Ensimesmados em seus delírios de perseguição ou de grandeza, estes jovens mostram cada vez menos preparo na delicada e essencial arte que é lidar com aquele ser complexo e imprevisível que podemos chamar de “o outro”.
A infantilização eterna cria a seguinte e horrenda lógica, hoje na cabeça de muitas crianças em corpo de adulto: “Se eu tiro nota baixa, a culpa é do professor. Se não tenho dinheiro, a culpa é do patrão. Se me drogo, a culpa é dos meus pais. Se furto, roubo, mato, a culpa é do sistema. Eu, sou apenas uma vítima. Uma eterna vítima. O opressor é você, que trabalha, paga suas contas em dia e vive sua vida. Minhas coisas não saíram como eu queria. Estou com muita raiva. Quando eu era criança, eu batia os pés no chão. Mas agora, fisicamente, eu cresci. Portanto, você pode ser o próximo.”
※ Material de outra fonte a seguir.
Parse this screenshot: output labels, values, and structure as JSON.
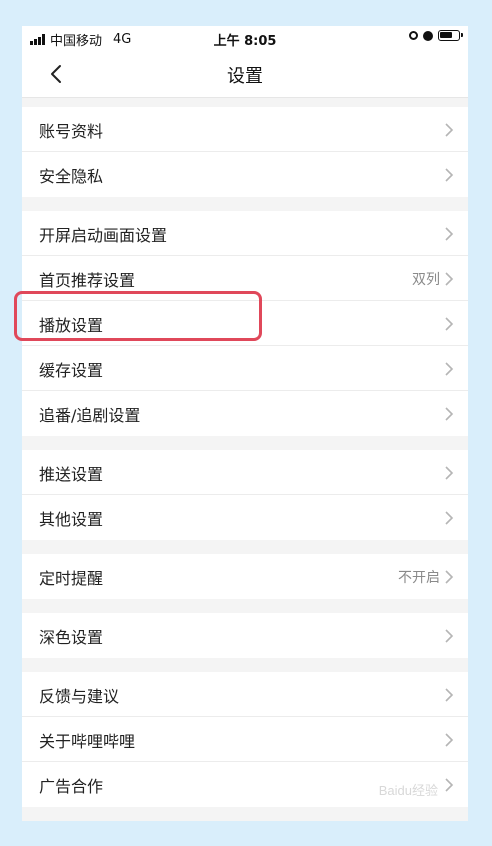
{
  "status_bar": {
    "carrier": "中国移动",
    "network": "4G",
    "time": "上午 8:05"
  },
  "header": {
    "title": "设置",
    "back_icon": "chevron-left-icon"
  },
  "groups": [
    {
      "items": [
        {
          "label": "账号资料",
          "value": ""
        },
        {
          "label": "安全隐私",
          "value": ""
        }
      ]
    },
    {
      "items": [
        {
          "label": "开屏启动画面设置",
          "value": ""
        },
        {
          "label": "首页推荐设置",
          "value": "双列"
        },
        {
          "label": "播放设置",
          "value": ""
        },
        {
          "label": "缓存设置",
          "value": ""
        },
        {
          "label": "追番/追剧设置",
          "value": ""
        }
      ]
    },
    {
      "items": [
        {
          "label": "推送设置",
          "value": ""
        },
        {
          "label": "其他设置",
          "value": ""
        }
      ]
    },
    {
      "items": [
        {
          "label": "定时提醒",
          "value": "不开启"
        }
      ]
    },
    {
      "items": [
        {
          "label": "深色设置",
          "value": ""
        }
      ]
    },
    {
      "items": [
        {
          "label": "反馈与建议",
          "value": ""
        },
        {
          "label": "关于哔哩哔哩",
          "value": ""
        },
        {
          "label": "广告合作",
          "value": ""
        }
      ]
    }
  ],
  "highlight_color": "#e0485a",
  "watermark": "Baidu经验"
}
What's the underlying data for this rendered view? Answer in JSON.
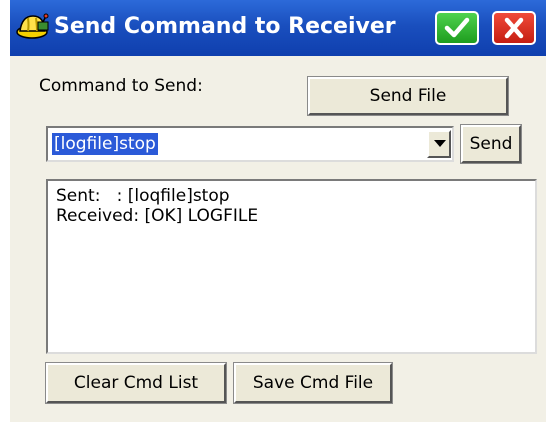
{
  "titlebar": {
    "title": "Send Command to Receiver",
    "app_icon": "hardhat-satellite-icon",
    "ok_icon": "checkmark-icon",
    "close_icon": "close-x-icon"
  },
  "form": {
    "command_label": "Command to Send:",
    "send_file_label": "Send File",
    "command_value": "[logfile]stop",
    "send_label": "Send"
  },
  "log": {
    "lines": [
      "Sent:   : [loqfile]stop",
      "Received: [OK] LOGFILE"
    ]
  },
  "footer": {
    "clear_label": "Clear Cmd List",
    "save_label": "Save Cmd File"
  },
  "colors": {
    "titlebar": "#1a4fbe",
    "ok_button": "#2fb52f",
    "close_button": "#d9261a",
    "selection": "#2b5ad8",
    "window_bg": "#f2f0e6"
  }
}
Qualquer um de nós pode ser o próximo, por qualquer motivo. Em qualquer lugar, dentro ou fora das escolas. A facada ignóbil no professor Kássio dói no peito de todos nós. Que a sua morte não seja em vão. É hora de repensarmos a educação brasileira e abrirmos mão dos modismos e invencionices. A melhor “nova cultura de paz” que podemos adotar nas escolas e universidades é fazermos as pazes com os bons e velhos conceitos de seriedade, responsabilidade, disciplina e estudo de verdade.
Igor Pantuzza Wildmann
(Professor universitário e doutor em Direito)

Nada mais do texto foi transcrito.